A week and a few days after the shooting in and from Gaza stopped, a large murky cloud still hovers over the area. Egypt is spearheading the effort to mediate details of a quasi-formal truce between Israel and Hamas. But as of this writing, there is little progress to report. Hamas is preoccupied with other, more compelling priorities.

First, it continued with its viciously violent campaign against Fatah sympathizers, beating, torturing and executing scores of individuals whom they accused of having collaborated with the Israelis. It was a convenient pretext for simply removing their potential opposition.

Second, it mobilized the full force of its considerable propaganda apparatus to wage a two-front war against the Jewish state in the image-rich battleground of public relations: Hamas led a tour of mostly western journalists to some tunnels still operating under the Egyptian border. The photo-op enabled the terrorist leaders to boast that they had not been defeated by the Israelis. It also allowed them to publicly embarrass, if not deride, Egypt, the European Union and the United States, which have all pledged to help bring about an end to arms smuggling there.

Hamas also let loose its barrage of war crimes allegations against Israel. In this effort, ironically and sadly, the terrorist organization is aided by a large cadre of international accusers who enthusiastically and obsessively join in hurling this particularly odious invective at the Jewish state.

Hamas apparently also refused to allow Mahmoud Abbas’ Palestinian Authority to man the checkpoint at the Rafah border crossing, one of the key conditions sought both by the Egyptians and the United States. Moreover, and far more telling, Osama Hamdan, Hamas’ representative in Lebanon said on Sunday that the Fatah movement must end its talks with Israel if it wishes to reconcile with Hamas.

According to Ha’aretz, Hamdan, a close ally of Hamas political leader Khaled Meshal, said that the group welcomed dialogue the Abbas-led Fatah, but any reconciliation should be based on a resistance program to “liberate territory and regain rights.” He also demanded that the PA end security co-ordination with Israel, since, he maintained, the Israeli-Palestinian peace process has ended.

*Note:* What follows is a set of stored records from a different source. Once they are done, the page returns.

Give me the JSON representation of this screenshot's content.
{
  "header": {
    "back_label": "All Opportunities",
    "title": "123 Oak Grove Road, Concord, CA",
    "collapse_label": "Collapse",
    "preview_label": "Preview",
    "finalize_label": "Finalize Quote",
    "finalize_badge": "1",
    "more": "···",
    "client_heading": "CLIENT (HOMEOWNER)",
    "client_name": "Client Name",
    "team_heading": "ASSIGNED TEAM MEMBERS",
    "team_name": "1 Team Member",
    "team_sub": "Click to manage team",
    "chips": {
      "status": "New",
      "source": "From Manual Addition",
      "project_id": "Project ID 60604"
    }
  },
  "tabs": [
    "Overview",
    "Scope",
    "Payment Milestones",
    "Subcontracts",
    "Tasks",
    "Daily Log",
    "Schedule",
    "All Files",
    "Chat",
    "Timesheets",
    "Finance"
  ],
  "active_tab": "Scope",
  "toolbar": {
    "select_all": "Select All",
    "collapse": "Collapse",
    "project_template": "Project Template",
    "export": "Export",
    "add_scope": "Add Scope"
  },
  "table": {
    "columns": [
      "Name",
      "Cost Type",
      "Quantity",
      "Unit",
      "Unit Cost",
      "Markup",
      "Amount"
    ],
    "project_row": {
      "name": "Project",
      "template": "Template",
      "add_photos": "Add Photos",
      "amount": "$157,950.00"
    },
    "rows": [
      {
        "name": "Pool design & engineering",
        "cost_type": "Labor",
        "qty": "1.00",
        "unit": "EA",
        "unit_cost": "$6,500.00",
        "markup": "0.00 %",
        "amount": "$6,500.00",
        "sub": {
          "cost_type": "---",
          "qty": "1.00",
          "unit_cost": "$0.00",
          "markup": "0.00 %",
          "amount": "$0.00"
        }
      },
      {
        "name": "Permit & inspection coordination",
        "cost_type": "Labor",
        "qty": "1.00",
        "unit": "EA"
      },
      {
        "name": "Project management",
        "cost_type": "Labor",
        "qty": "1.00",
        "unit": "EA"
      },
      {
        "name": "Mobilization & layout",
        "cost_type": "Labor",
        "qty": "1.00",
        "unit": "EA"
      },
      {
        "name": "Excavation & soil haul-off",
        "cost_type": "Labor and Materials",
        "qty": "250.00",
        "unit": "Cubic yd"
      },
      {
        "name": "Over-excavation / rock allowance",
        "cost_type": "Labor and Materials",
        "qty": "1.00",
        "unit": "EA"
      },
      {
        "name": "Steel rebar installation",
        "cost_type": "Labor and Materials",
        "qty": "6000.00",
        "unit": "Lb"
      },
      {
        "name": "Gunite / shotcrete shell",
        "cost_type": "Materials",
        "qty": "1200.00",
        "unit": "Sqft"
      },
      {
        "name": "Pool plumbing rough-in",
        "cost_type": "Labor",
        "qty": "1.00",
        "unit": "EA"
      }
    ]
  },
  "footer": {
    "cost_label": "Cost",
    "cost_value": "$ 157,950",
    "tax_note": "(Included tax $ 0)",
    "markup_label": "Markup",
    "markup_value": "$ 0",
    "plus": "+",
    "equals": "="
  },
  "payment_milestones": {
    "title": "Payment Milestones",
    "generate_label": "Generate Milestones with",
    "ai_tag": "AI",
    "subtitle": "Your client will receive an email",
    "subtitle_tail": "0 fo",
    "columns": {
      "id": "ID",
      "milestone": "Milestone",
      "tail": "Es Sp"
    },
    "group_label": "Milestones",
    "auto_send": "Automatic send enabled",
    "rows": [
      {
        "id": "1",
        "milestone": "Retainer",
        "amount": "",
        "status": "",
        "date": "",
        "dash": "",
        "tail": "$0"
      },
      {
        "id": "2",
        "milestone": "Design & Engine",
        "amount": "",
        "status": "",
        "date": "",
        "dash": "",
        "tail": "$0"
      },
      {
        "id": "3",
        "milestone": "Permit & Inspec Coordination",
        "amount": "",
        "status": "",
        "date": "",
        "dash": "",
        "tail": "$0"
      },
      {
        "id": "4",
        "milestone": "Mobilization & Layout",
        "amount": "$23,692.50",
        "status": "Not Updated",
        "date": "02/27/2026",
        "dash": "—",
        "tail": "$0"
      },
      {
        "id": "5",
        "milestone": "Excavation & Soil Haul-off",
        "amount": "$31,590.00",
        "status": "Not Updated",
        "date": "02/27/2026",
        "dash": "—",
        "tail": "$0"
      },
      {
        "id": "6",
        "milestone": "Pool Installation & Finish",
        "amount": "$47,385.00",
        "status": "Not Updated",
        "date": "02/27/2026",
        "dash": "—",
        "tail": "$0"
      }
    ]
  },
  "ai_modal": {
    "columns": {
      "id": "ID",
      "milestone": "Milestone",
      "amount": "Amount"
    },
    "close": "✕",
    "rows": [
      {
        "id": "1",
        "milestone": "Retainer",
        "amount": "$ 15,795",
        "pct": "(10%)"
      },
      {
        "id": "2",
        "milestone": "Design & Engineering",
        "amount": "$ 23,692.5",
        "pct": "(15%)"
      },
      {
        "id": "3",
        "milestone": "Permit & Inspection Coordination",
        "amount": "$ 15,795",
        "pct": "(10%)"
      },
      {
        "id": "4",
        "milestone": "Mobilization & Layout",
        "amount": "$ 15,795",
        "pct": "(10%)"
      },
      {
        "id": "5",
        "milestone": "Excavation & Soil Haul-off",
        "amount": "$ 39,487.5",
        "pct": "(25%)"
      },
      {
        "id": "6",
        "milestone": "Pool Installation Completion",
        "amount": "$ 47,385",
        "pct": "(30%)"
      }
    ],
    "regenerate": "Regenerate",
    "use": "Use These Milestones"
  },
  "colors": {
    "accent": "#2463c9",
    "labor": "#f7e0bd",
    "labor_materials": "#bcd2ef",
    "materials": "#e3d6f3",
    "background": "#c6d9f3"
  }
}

Hamdan reportedly said that Fatah must issue “a clear and frank declaration to stop security co-ordination with the [Israeli] occupation, release [Hamas] prisoners and later end negotiations [with Israel], because the peace process is irreversibly over. It’s time for us to talk about a reconciliation based on a resistance program to liberate the [occupied] territory and regain rights,” he added.

The blunt speaking by Hamas leaders is a deeply piercing provocation to the western countries that are scrambling to bring some sense of order, some sense of peace to the Hamas-driven chaos of Gaza. But Hamdan’s thrust cuts deepest into Abbas. The Fatah leader is clearly at a crossroads. He must choose – finally, definitively and unambiguously – between permanent Palestinian statelessness alongside Hamas’ hateful national program, or the possibility of Palestinian statehood and a prosperous future without them.